After repeating this procedure several times, the remaining monkeys finally got wise; every time a new banana was hung in the cage, the other monkeys starting ganging up and beating up the dominant monkey. It didn’t take much convincing for him to stop trying to climb the ladder to reach the prize. No other monkey dared to try to retrieve the coveted banana lest they also be beaten as well. The reward for the remaining monkeys – they were not squirted with cold water.
Then the lab technician tried something really devious. He removed the dominant monkey from the cage and replaced him with a new monkey from another room. Of course the same thing happened to him and he soon learned not to even bother to try to attempt to climb the ladder lest he would be beaten as well.
Being very deviously minded, the lab technician then started swapping out the remaining monkeys one at a time. Soon after each new candidate was placed in the cage, a new banana was hung with the same predictable results. This procedure was repeated until all the original monkeys had been replaced by new monkeys. Always the results were the same: the banana being spotted, the fight for the ladder, attempts to climb the ladder, and subsequently being beaten up. And, of course, since no monkey climbed the ladder, none of these monkeys were ever again squirted with cold water.

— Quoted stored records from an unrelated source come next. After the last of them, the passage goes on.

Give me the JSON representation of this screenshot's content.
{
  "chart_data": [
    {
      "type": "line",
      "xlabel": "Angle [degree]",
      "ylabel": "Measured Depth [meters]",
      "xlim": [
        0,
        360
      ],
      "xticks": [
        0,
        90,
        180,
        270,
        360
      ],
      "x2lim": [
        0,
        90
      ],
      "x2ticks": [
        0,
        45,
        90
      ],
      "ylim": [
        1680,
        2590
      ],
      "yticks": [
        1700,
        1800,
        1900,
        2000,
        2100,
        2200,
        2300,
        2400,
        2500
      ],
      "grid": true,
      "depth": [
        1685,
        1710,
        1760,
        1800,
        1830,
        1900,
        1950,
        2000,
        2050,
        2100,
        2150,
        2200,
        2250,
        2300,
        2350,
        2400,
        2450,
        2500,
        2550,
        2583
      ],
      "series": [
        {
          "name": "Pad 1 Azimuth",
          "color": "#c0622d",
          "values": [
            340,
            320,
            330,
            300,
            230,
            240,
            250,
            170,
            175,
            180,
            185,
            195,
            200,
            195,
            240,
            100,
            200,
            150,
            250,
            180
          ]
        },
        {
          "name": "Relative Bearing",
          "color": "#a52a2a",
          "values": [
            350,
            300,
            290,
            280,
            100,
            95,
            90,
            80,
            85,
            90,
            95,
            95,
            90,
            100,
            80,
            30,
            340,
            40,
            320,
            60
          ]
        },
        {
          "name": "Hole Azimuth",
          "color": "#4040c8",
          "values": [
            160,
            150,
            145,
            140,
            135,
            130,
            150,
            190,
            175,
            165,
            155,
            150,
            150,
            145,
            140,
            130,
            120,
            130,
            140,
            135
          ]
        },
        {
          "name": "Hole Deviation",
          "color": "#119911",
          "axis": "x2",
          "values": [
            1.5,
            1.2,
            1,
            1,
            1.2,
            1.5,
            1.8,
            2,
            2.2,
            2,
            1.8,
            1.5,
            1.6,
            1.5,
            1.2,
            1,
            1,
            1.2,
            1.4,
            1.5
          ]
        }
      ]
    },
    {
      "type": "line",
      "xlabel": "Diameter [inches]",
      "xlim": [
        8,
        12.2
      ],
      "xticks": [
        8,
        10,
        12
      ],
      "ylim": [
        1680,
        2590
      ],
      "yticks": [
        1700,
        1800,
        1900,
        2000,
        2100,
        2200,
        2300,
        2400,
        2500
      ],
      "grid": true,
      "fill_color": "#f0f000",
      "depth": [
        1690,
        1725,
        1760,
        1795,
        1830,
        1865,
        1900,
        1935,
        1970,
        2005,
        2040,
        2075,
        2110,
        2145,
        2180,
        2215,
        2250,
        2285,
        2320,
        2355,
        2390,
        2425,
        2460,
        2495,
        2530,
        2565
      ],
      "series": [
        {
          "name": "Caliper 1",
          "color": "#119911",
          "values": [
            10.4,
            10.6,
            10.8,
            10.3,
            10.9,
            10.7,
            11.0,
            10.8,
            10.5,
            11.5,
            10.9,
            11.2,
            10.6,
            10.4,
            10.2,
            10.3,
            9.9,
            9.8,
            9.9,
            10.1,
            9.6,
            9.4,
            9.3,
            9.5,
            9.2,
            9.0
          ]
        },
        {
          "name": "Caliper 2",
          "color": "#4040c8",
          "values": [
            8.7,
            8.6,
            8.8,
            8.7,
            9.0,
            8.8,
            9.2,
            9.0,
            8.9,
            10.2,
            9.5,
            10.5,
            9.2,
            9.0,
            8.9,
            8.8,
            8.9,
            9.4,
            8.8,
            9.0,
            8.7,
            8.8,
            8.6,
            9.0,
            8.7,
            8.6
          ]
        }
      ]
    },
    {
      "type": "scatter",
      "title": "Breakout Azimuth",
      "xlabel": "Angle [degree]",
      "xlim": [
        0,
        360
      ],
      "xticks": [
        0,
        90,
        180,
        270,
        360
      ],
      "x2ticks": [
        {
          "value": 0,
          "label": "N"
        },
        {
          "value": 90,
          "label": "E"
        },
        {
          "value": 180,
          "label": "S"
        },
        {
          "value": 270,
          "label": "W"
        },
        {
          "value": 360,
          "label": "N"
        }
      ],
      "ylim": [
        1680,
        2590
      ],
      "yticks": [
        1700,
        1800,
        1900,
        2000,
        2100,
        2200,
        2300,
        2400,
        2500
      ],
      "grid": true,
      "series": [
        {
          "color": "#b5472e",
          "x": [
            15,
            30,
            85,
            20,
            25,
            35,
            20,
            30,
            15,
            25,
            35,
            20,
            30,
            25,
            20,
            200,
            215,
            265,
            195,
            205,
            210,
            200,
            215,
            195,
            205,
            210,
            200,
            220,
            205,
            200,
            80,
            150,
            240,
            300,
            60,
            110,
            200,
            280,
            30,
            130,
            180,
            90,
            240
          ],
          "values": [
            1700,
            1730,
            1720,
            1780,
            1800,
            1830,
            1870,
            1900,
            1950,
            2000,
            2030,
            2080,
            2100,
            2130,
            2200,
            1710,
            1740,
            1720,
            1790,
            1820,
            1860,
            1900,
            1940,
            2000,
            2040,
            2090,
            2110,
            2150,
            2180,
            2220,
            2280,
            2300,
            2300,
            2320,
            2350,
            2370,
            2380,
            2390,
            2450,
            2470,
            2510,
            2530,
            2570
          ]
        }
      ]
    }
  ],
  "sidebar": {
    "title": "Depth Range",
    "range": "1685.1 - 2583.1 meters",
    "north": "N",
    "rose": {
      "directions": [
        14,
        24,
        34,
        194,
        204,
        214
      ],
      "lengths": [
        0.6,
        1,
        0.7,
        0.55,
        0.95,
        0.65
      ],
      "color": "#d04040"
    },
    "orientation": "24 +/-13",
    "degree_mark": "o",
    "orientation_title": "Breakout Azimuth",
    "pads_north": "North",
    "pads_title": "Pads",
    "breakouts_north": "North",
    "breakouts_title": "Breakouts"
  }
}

The purpose of this story is to remind us all that we are like monkeys in how our behaviors are formed: once a behavior pattern is habitualized, a stimulus and associated response generally becomes so automatic the stimulus triggers unconscious (and therefore unquestionable) behavior. A behavior that it is assumed to be a fundamental and unquestionable truth is the definition of faith. This is the reason behind a famous quote by Albert Einstein who once said that “You cannot solve a problem with the same kind of [unquestioned] thinking that originally got you into it”. Given our current predicament, it is clearly time for new perspectives and new ways of thinking. We need to question why we are beating each other up as we climb the ladder in our quest for new perspectives and new understandings of our antiquated behaviors and associated belief systems.